My Dataframe DF consists of following Columns:
Date Company Y X1 X2
01.01.2015 Mill 0.13 -1 -3
01.02.2015 Mill 0.16 1 5
01.03.2015 Mill 0.83 3 4
01.04.2015 Mill -0.83 23 4
01.01.1988 Hall 0.23 1 3
01.02.1988 Hall 0.24 23 2
01.03.1988 Hall 0.78 19 -9
01.04.1988 Hall 0.73 4 12
01.05.1988 Hall 0.72 5 12
01.11.2008 Jopo 0.12 0.9 32
01.12.2008 Jopo 0.13 10 32
01.01.2009 Jopo 0.32 0.2 10
01.02.2009 Jopo 0.32 2 -1
I have several thousand companies and data for several months for each company. The regression has to be done for every month of a company, with the rolling window of 60 previous months of this specific company.

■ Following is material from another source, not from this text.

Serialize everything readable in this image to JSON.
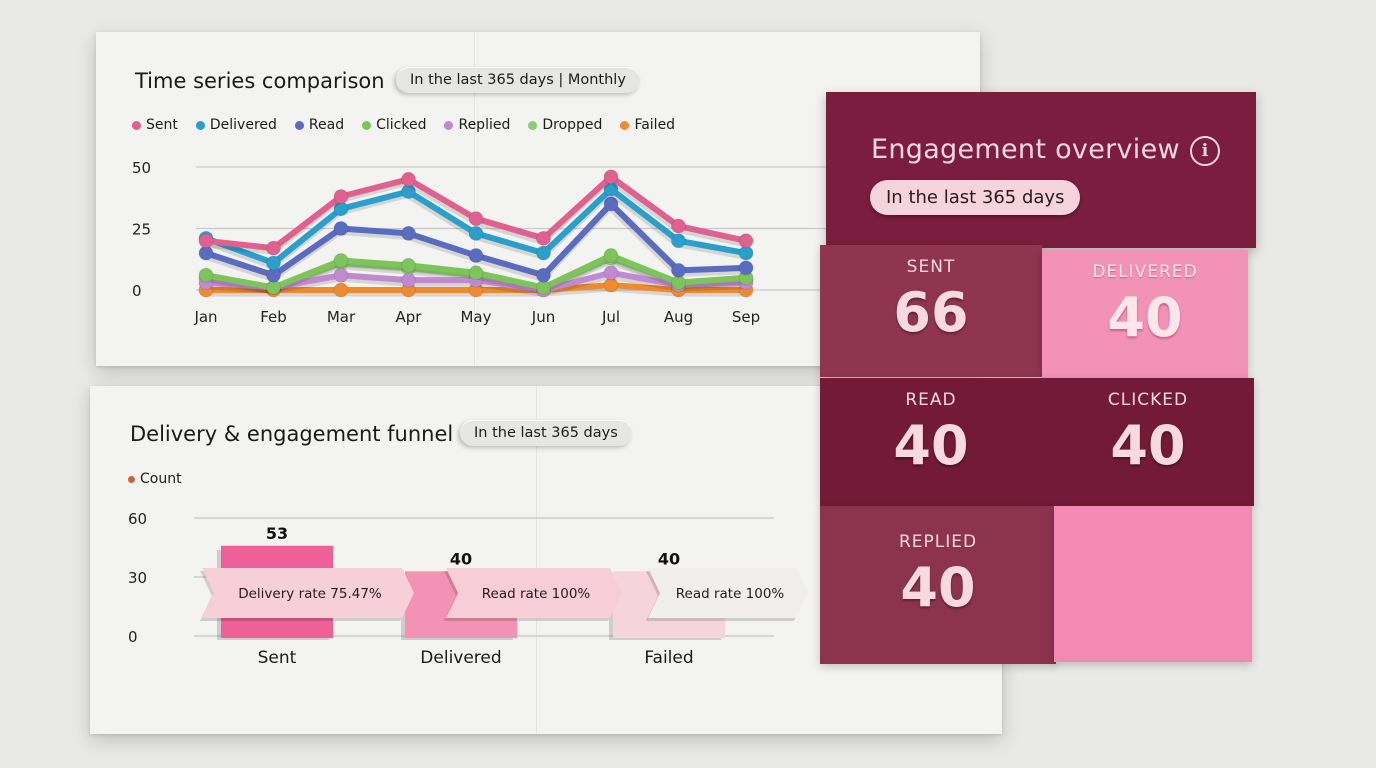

In the given example, assuming only a rolling window of 3, I want for company Mill a regression on 01.04.2015 with the data from 01.01-01.03-2015. For company Hall I want regressions on 01.04 and 01.05.1988, and for Jopo I want a regression on 01.02.2009.
Ideally, the results will be pasted together with Company and Date in a new data frame, as I have to keep working with this data and have to analyse it more.
Following code should do the trick for the rolling regression, however it does not use the previous 60 dates, but 59 and includes the current date too:
library(zoo)
rolled <- function(df) {
rollapply(df, width = 60,
FUN = function(z) coef(lm(Y ~ X1+X2, data = as.data.frame(z))),
by.column = FALSE, align = "right"
)
}
Following code does the regression dependent on the company name, as I want to make regressions for each individual company, independend from the other companies.
Test <- do.call("rbind", by(DF[c("Y", "X1", "X2")], DF[c( "Name")], rolled))
How do I incorporate, that only the 60 previous values are used for the regression? And maybe someone knows how to show also "Company" and "Date" in the results? Thanks for your help!